In this scenario, the configuration is composed of the same DWC servers as above with additional air-cooled IT devices, which consume 20%, 30% and 40% of the DWC servers power consumption leading to a configuration with a total power consumption of 1.2, 1.3 and 1.4 times the power of the configuration analyzed in the previous section. To simplify the calculation of the servers cooling cost, we assume the air-cooled devices are storage. The other parameters are unchanged: electricity price of $0.15/kWh, free air-cooling ratio of 20%, COP of 50%. We compare the Air, RDHX, DWC and DWC + ERE designs. The Air design uses CRAH to extract the heat going to air with a PUE of 1.6. The RDHX design uses RDHX with a PUE of 1.3 to extract the 100% of heat going to air. The DWC design uses RDHX to extract the 10% of heat going to air of the DWC servers and 100% of the heat of the air-cooled devices. The DWC + ERE design uses the same cooling as the DWC design but reuses the hot water produced by the DWC servers to produce by adsorption chillers the cold water needed to cool all the air-cooled devices.

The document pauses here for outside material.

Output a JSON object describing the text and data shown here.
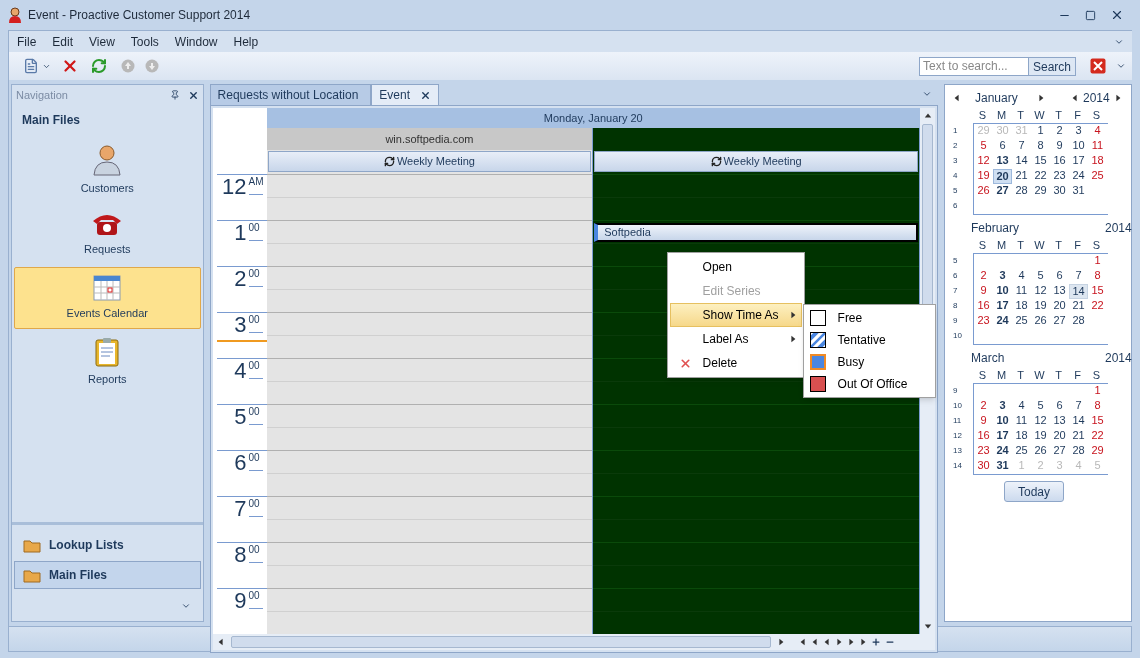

Table 7.9 presents the overall PUE of the different cooling designs with the various air to water power ratio configurations (20%, 30% and 40%); the cold-water energy produced, needed and used by each configuration of the DWC + ERE cooling design; and the corresponding ERF value.

Table 7.9. Cold water balance and PUE of the different power ratio configurations

over all PUE
AIR vs DWC power ratio 20% 30% 40%
DWC 1.14 1.15 1.16
RDHx 1.25 1.25 1.25
Air 1.49 1.49 1.49
DWC + ERE 0.80 0.78 0.81
Cold water balance
produced kW 311 311 311
needed kW 289 389 489
used kW 289 311 311
yearly Energy Cost reused $380,362 $449,473 $449,473
Energy Recovery Factor (%) 30.1% 32.3% 29.6%

We note that with an air to water power ratio of 20%, the DWC servers produce more cold water than the capacity needed by the air-cooled devices (311 kW vs. 289 kW). With air to power ratios of 30% and 40%, the DWC servers produce less cold water capacity than needed (respectively, 311kW vs. 389kW and 311 kW vs. 489 kW) leading to a constant energy cost reused value. The overall PUEs of the Air and RDHX designs are unchanged versus Table 7.8, since these cooling designs have no energy reuse. The only difference between the ideal and realistic scenario for the Air and RDHX designs is found in Table 7.10 where we see an increased total power and energy cost versus Table 7.8. For the DWC design, the overall PUE is increasing with the air to water power ratio since the amount of heat to air is increasing and cooled by RDHX with a PUE of 1.3. For the DWC + ERE design, ERE_DC (which is equal to PUEERE_DC) is less than 1 but varies depending on the air to water power ratios. With a power ratio of 20%, the servers produce more cold water than needed while with power ratios of 30% and 40%, they produce less cold water than needed. The optimal ERE_DC value of 0.77 would be achieved with a power ratio of 23% when cold water generated is equal to the cold water needed. This optimal ERE_DC value of 0.77 for the realistic scenario is below the ERE_DC value of 0.63 of the ideal scenario (see Table 7.8) since for the same amount of cold water generated by the DWC servers there are additional air-cooled IT devices while there were none in the ideal scenario. This behavior is shown by the PUE, which varies between 1.14 and 1.16 in Table 7.9 while PUE is 1.12 in Table 7.8. ERF as defined in [7.2] is computed by dividing the 5-year energy cost reused in Table 7.9 by the 5-year energy cost of the DWC design in Table 7.10. ERF value is quite high and varies with the PUE. ERF is maximum with the 30% air to power ratio and the ERE_DC of 0.78. We note that ERE_DC (which is equal to PUEERE_DC), PUEDWC and ERF verify [7.1].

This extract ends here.